“Histórias que nosso cinema (não) contava” estreia nesta quinta-feira

Filme realiza uma releitura histórica da ditadura militar no Brasil por meio de recortes de produções consideradas “pornochanchadas”


Dirigido por Fernanda Pessoa, “Histórias que nosso cinema (não) contava” entra em circuito comercial nesta quinta-feira, dia 23, após ter tido sua estreia no 20º Festival de Cinema de Tiradentes e ter sido exibido em festivais nacionais e internacionais, como DocLisboa, CinéLatino Toulouse, Festival du Nouveau e Cinema Brasilia. O filme, que também passou por países como Grécia, França, Índia, Canadá, Sérvia e Portugal, tem distribuição da Boulevard Filmes.


O longa realiza uma releitura histórica da ditadura militar no Brasil, com foco nos anos 70, a partir apenas de imagens oriundas de 27 filmes produzidos no período e que foram considerados “pornochanchadas”, o gênero mais visto e mais produzido durante aquela década.


“Histórias que nosso cinema (não) contava” é um documentário de montagem, ou de remploi, feito inteiramente com imagens e sons das pornochanchadas, sem entrevistas ou off. Temas como a luta armada, a violência do Estado, o milagre econômico, a “era de aquarius” e a modernização do País são abordados de forma divertida e inusitada, por meio de uma montagem criativa e associação inesperada de imagens.

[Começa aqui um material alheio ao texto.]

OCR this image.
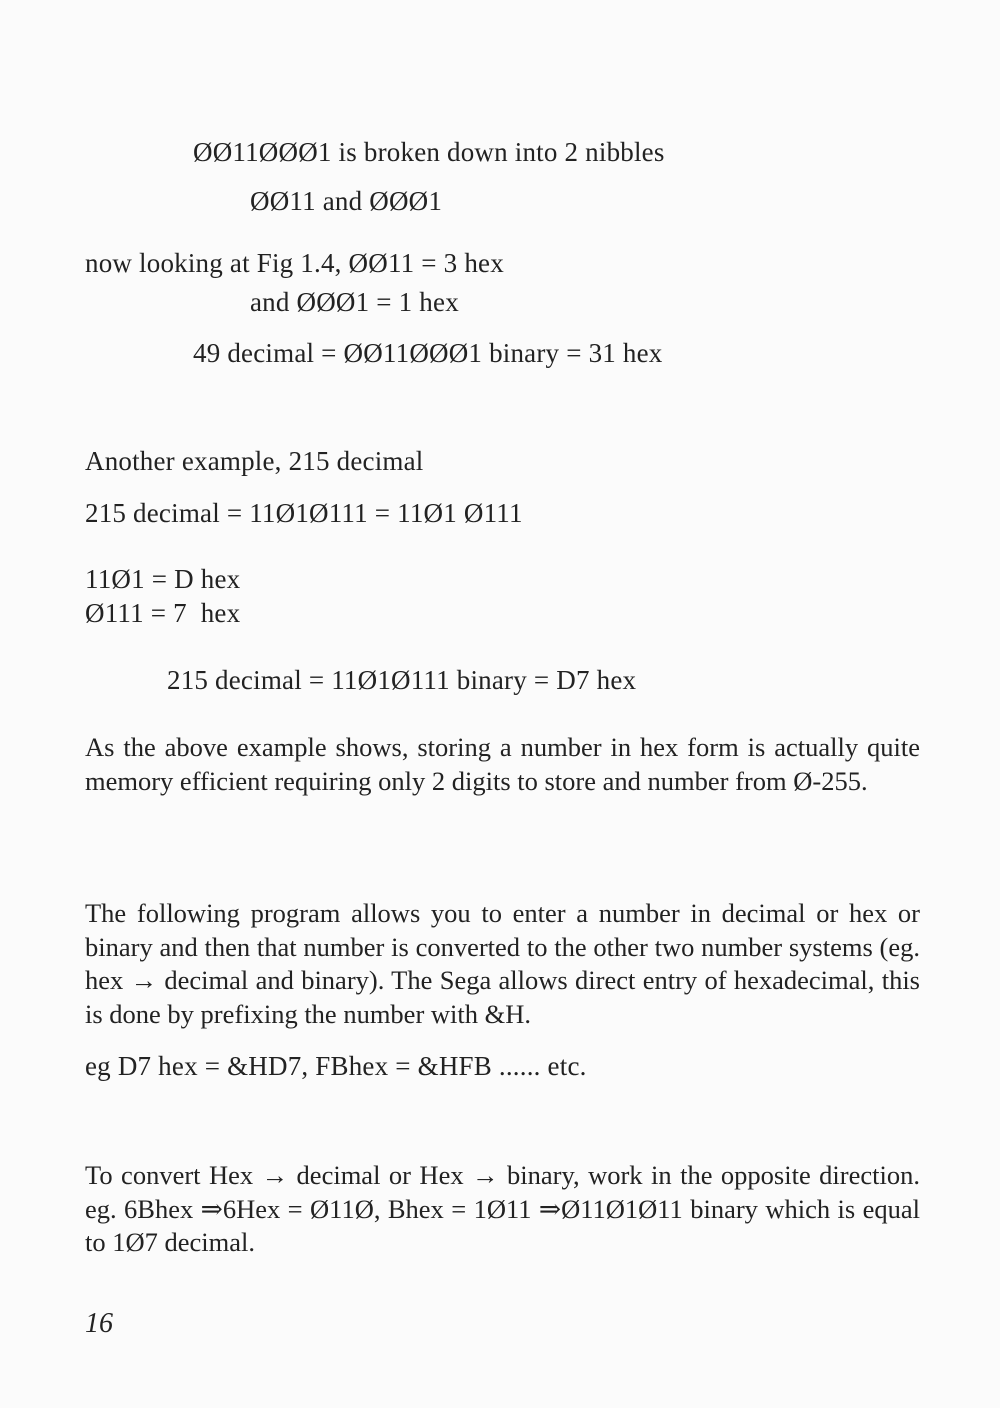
ØØ11ØØØ1 is broken down into 2 nibbles
ØØ11 and ØØØ1
now looking at Fig 1.4, ØØ11 = 3 hex
and ØØØ1 = 1 hex
49 decimal = ØØ11ØØØ1 binary = 31 hex
Another example, 215 decimal
215 decimal = 11Ø1Ø111 = 11Ø1 Ø111
11Ø1 = D hex
Ø111 = 7  hex
215 decimal = 11Ø1Ø111 binary = D7 hex
As the above example shows, storing a number in hex form is actually quite memory efficient requiring only 2 digits to store and number from Ø-255.
The following program allows you to enter a number in decimal or hex or binary and then that number is converted to the other two number systems (eg. hex → decimal and binary). The Sega allows direct entry of hexadecimal, this is done by prefixing the number with &H.
eg D7 hex = &HD7, FBhex = &HFB ...... etc.
To convert Hex → decimal or Hex → binary, work in the opposite direction. eg. 6Bhex ⇒6Hex = Ø11Ø, Bhex = 1Ø11 ⇒Ø11Ø1Ø11 binary which is equal to 1Ø7 decimal.
16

A produção relembra e analisa um período histórico brasileiro pela produção cinematográfica hegemônica, provocando uma reflexão não somente sobre o período histórico retratado, mas também sobre o próprio cinema enquanto construtor da história e da memória coletiva.

“Sem ter vivido o período da ditadura militar, já que nasci um ano após a abertura democrática, encontrei nos filmes nacionais do período um grande material histórico, ainda pouco analisado dentro desta perspectiva. Aprendi muito sobre o período assistindo a esses filmes e é essa visão que pretendo mostrar ao espectador, partindo de um conhecimento empírico vindo do próprio cinema. Do chamado “milagre econômico” à repressão e às torturas, tudo foi retratado pelo cinema popular da época, implícita ou explicitamente.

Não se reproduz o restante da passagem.